It can happen at any level in an organization right from an entry-level job through middle management and right up at the top position in the entire organization; the plateau. You know, that sudden realization that you’re not making progress.
It can be good or bad depending on your personal situation and it can be short-lived or go on for a long time.
For some the plateau is a dreaded thing; the creative juices have dried up, the muse no longer whispers in your ear, the ideas you’re cranking out are coming slower and the ones you produce are borrowed more than original. You’ve hit the wall, the ceiling – call it what you will but you’re no longer the employee on the way up; your stagnating… Well that’s one way to look at things.
Then again, you may have been overworked, strained to the limit and close to burning out and what others might see as negative upward movement you’ve come to perceive and appreciate as a period of traction. You can hold your own where you are now and while you’re not progressing at the moment, you’re refilling your tank, re-energizing your batteries etc. and when you’re ready can once again find the stamina for another climb on the corporate ladder. This plateau period is a welcomed period of calm… A second way to look at things.
Here’s another perspective; we’re human and as such have things which go on well beyond the walls of any organization we work within. Sometimes the life events we’ve got going on take precedence over our work priorities. For many of us we can handle the things which occur in our personal lives while functioning at a high level in the workplace. However, there are events which occur and impact us to varying degrees which demand our focus and attention; impacting therefore on our ability to contribute in the workplace the way we would like; the way we have.
At such times, the plateau or leveling off of our production is self-driven by choice. We do just enough to get by, pass on taking on additional projects and assignments that we just haven’t got the energy or time to commit to. This can be a healthy choice by design and the key is to perform at the level you’re at and not decline to a level that is detrimental to the team, department or organization as a whole.
The plateau is also something that can creep up on you unexpectedly. It’s when you pause in some moment of reflection and realize you’ve been coasting. Perhaps the job is one you know so well you can do it without much mental investment. You realize you’re going through the motions, the roaring fire that once burned inside is now a controlled burn with less intensity. In short, you’re consistent, comfortable, and you’ve leveled off.
In some organizations where the competitive edge is critical, they’d view this leveling off as dead weight. They need hungry workers who come to work yearning to make the big sales everyday, produce the next best thing or push to exceed their targets which only last week were achievements to be proud of.
So what’s up? Are you stuck and miserable as a result or are you content and happy to be where you are by choice; not wanting or needing to reach for more?

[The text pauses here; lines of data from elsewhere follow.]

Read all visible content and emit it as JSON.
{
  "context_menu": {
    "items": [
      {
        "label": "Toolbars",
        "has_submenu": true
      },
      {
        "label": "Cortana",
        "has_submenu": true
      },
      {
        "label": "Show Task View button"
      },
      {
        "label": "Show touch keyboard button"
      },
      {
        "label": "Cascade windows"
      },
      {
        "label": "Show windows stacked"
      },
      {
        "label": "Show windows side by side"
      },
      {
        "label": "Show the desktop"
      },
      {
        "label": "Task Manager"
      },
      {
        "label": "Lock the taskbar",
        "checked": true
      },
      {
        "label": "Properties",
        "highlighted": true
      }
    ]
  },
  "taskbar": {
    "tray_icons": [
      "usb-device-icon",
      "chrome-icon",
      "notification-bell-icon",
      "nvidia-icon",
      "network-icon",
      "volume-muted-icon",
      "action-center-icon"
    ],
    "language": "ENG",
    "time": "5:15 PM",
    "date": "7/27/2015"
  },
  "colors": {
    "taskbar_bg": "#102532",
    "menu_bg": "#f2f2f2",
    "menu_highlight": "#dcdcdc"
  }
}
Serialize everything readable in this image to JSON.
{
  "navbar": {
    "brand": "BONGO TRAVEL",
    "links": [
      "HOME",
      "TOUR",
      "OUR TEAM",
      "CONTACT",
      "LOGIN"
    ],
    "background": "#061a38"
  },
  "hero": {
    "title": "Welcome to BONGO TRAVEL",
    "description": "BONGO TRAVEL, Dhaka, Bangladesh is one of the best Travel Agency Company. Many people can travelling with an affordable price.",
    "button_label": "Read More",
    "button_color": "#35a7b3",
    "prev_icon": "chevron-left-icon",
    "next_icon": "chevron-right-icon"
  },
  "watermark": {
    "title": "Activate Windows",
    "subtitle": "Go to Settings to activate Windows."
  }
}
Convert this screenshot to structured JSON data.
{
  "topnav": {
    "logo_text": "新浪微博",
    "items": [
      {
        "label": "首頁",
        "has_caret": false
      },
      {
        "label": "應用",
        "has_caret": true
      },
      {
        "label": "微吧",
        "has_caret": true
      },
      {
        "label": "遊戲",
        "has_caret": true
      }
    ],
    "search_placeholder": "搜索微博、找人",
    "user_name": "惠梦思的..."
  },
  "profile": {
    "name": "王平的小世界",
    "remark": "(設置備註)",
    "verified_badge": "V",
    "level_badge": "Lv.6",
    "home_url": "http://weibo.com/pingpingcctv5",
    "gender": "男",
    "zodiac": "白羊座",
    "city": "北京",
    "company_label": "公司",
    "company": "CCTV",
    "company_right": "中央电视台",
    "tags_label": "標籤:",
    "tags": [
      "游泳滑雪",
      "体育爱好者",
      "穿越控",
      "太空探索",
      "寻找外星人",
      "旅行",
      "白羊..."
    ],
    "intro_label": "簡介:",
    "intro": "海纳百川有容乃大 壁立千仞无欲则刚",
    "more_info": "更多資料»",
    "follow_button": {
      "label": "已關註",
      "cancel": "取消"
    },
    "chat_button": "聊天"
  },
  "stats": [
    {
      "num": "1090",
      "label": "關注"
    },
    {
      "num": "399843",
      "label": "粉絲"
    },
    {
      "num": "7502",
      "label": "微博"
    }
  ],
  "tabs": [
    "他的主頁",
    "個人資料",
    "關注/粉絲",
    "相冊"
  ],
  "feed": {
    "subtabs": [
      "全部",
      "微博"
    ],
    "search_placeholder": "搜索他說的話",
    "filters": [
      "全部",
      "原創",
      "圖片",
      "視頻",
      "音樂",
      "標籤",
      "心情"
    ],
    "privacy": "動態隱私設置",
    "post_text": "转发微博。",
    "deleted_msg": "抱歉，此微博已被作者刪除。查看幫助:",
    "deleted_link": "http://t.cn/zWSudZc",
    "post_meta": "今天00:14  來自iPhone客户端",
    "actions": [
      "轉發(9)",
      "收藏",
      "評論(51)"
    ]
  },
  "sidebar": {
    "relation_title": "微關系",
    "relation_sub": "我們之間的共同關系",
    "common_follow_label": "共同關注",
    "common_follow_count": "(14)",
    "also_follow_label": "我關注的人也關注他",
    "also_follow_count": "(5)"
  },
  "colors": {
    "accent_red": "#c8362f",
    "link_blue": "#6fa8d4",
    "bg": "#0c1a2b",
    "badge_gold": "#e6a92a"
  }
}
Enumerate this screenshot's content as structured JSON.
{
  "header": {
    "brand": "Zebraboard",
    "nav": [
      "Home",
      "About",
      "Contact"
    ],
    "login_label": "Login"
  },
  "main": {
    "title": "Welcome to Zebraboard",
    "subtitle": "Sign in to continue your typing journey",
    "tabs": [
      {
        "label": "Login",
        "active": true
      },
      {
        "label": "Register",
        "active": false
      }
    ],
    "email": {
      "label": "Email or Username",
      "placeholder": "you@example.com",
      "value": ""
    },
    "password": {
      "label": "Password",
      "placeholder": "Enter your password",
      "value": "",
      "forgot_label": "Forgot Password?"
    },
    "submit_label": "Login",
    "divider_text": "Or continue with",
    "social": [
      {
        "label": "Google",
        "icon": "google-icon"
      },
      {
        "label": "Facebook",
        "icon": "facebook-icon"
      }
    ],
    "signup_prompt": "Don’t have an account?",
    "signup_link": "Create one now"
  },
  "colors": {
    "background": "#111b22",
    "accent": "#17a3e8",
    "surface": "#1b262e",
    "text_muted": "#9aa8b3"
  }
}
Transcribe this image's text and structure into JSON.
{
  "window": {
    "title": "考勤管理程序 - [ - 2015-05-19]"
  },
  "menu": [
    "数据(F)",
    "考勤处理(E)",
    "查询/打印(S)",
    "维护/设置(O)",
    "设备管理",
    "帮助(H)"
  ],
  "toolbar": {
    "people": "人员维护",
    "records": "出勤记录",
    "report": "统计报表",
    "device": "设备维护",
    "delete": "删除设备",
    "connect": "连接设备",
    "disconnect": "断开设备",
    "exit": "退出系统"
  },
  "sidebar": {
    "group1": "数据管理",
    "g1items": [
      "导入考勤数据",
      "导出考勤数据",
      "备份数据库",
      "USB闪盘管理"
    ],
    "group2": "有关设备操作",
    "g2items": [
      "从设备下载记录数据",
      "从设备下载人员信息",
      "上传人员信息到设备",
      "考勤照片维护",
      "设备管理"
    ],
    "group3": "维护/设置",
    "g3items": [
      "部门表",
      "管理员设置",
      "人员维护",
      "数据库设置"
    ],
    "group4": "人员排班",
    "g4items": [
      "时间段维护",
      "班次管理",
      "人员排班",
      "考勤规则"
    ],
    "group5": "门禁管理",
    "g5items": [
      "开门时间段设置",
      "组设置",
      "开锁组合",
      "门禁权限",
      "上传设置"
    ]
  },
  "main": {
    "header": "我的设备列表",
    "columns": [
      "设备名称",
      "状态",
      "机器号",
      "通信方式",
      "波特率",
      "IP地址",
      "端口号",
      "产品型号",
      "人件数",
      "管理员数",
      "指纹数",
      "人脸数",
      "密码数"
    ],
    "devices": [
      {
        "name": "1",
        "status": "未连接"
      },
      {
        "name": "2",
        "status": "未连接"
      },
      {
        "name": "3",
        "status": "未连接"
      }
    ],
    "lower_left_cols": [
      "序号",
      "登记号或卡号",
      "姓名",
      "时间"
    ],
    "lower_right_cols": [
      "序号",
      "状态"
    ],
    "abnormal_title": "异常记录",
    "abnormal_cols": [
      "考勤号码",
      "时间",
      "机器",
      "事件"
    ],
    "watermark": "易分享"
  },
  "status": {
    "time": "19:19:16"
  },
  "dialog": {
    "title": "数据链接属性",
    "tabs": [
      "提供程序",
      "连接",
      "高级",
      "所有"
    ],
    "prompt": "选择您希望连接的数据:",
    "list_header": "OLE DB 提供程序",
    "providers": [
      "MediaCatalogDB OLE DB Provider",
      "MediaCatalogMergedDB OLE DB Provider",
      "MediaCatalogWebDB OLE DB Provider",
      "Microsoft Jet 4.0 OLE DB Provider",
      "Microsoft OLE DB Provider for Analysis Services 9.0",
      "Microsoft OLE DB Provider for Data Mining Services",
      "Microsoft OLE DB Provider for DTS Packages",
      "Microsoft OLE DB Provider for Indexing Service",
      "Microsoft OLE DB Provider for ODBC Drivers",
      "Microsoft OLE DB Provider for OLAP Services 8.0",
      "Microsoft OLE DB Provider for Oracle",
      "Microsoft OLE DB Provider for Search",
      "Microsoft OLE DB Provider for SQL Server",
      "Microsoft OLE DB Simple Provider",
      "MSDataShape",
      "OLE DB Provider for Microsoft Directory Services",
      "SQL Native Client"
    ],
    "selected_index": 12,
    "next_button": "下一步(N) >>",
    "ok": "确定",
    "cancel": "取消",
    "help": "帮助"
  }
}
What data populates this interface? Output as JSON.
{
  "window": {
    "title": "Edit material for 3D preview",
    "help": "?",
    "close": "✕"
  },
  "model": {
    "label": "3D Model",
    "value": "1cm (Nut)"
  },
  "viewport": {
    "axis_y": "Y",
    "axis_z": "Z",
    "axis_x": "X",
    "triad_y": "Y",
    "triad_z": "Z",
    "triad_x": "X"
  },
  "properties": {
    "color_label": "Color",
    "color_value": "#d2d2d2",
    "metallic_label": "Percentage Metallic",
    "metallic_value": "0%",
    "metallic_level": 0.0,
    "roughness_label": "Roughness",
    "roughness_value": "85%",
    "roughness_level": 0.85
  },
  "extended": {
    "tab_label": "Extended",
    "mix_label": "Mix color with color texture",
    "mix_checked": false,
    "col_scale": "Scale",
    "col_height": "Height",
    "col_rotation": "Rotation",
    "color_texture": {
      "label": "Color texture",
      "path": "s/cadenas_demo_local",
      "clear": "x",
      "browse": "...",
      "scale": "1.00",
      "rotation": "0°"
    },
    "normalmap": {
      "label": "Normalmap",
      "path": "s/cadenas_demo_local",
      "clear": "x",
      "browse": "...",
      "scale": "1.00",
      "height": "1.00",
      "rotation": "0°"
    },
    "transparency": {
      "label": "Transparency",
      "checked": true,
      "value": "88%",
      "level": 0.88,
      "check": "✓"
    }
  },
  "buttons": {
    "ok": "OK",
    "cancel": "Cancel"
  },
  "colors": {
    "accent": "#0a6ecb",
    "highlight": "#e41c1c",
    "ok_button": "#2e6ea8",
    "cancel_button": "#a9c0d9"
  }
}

Not everyone has what it takes to move up to the next level in the organization and many organizations make the fatal mistake of simply promoting people based on the number of years they’ve been with an organization.
If you’re hopeful of making it to the next level where you work you would be well-advised to look at the skill requirements – not for you job but for the job you wish to aspire to. Look objectively at your skill set and find where you’re lacking. What do you need to develop and master in order to position yourself for the future? Who do you need to cultivate a good working relationship with and get better known by? How are you going to move from the circles you’re in now to those new ones? Are you going to be able to hang on to what you’ve got now and add more to your plate or not and if not, what are you prepared to let go of to get more?
The plateau you’ve landed on might have been a welcomed accomplishment in the past of course. However, if you find you want more and are ready for what’s next, it almost always involves the inclusion of one basic necessity; effort. Yep, you’re going to have to put in the effort to get beyond what you’re currently doing. This effort might mean heading back to school outside of your workplace, or taking a year off to get that certification you need. Could be that your work pays all or part of the cost of training or you have to make the investment yourself.
It might mean overtime too, coming in early, doing some of the mental or physical work beyond what you’re accustomed to. Maybe it’s more travel, assuming some leadership on projects etc. So how bad to you want to leave the plateau?